BabelStream is a benchmark used to measure the memory transfer rates to/from capacity memory. Unlike other memory bandwidth benchmarks this does not include any PCIe transfer time for attached devices. This benchmark is similar in spirit, and based on, the STREAM benchmark [1] for CPUs.

The choice of one programming model over another should ideally not limit the performance that can be achieved on a device. As such there are multiple implementations in a variety of programming models. Currently implemented are:

  • OpenCL
  • CUDA
  • OpenACC
  • OpenMP 3 and 4.5
  • Kokkos
  • RAJA
  • SYCL

As such this tool can be used as a kind of Rosetta Stone which provides both a cross-platform and cross-programming model array of results of achievable memory bandwidth.

[1]: McCalpin, John D., 1995: “Memory Bandwidth and Machine Balance in Current High Performance Computers”, IEEE Computer Society Technical Committee on Computer Architecture (TCCA) Newsletter, December 1995.


The source code is available on GitHub

Run rules

In order to generate a valid BabelStream result, you should obey the following rules:

  1. The array size must be large enough that increasing the array size does not drastically change the reported bandwidth. If you satisfy this you will no longer be affected by any cache effects.

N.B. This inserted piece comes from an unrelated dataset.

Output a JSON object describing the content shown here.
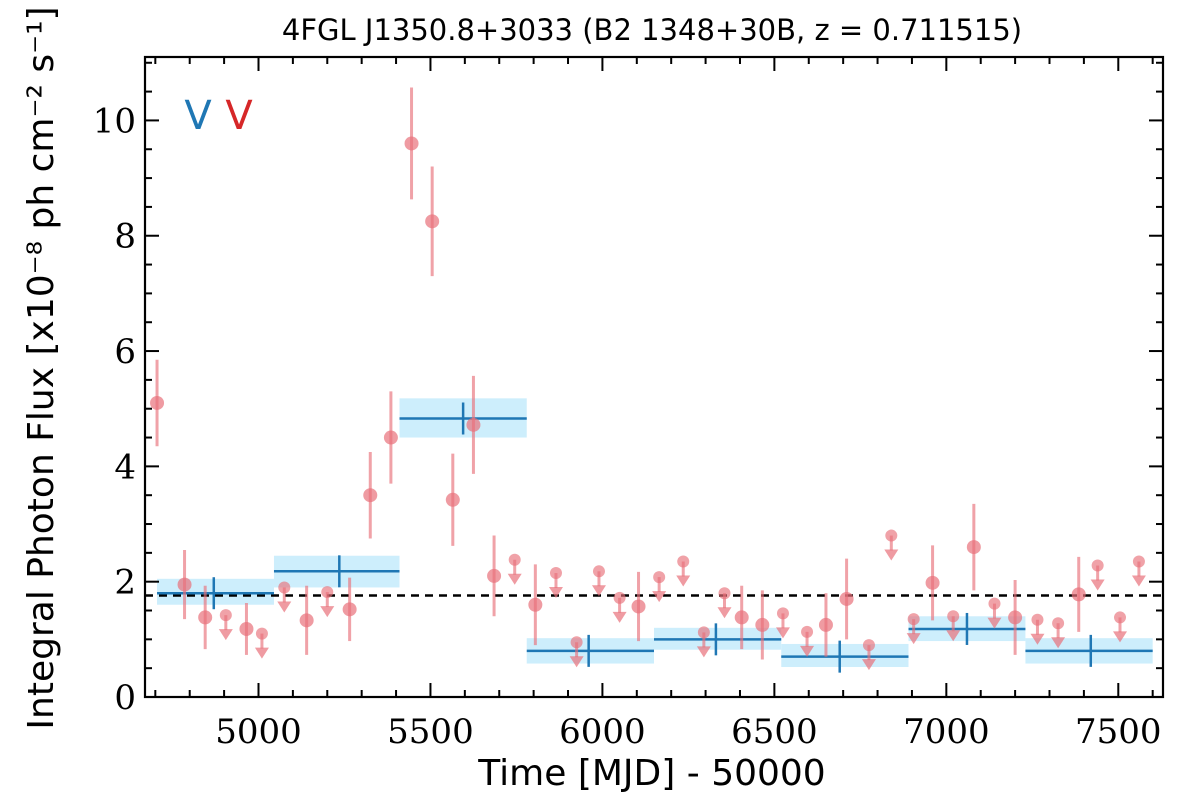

  2. Each kernel should take a few milliseconds. The resolution of the host timer is probably in milliseconds so each kernel execution should be longer than the timer resolution. Increase the array size if the kernels are too fast. You are unlikely to break this rule if you follow rule 1.

If you see a single BabelStream result, expect this to be the largest bandwidth reported by the benchmark unless stated otherwise.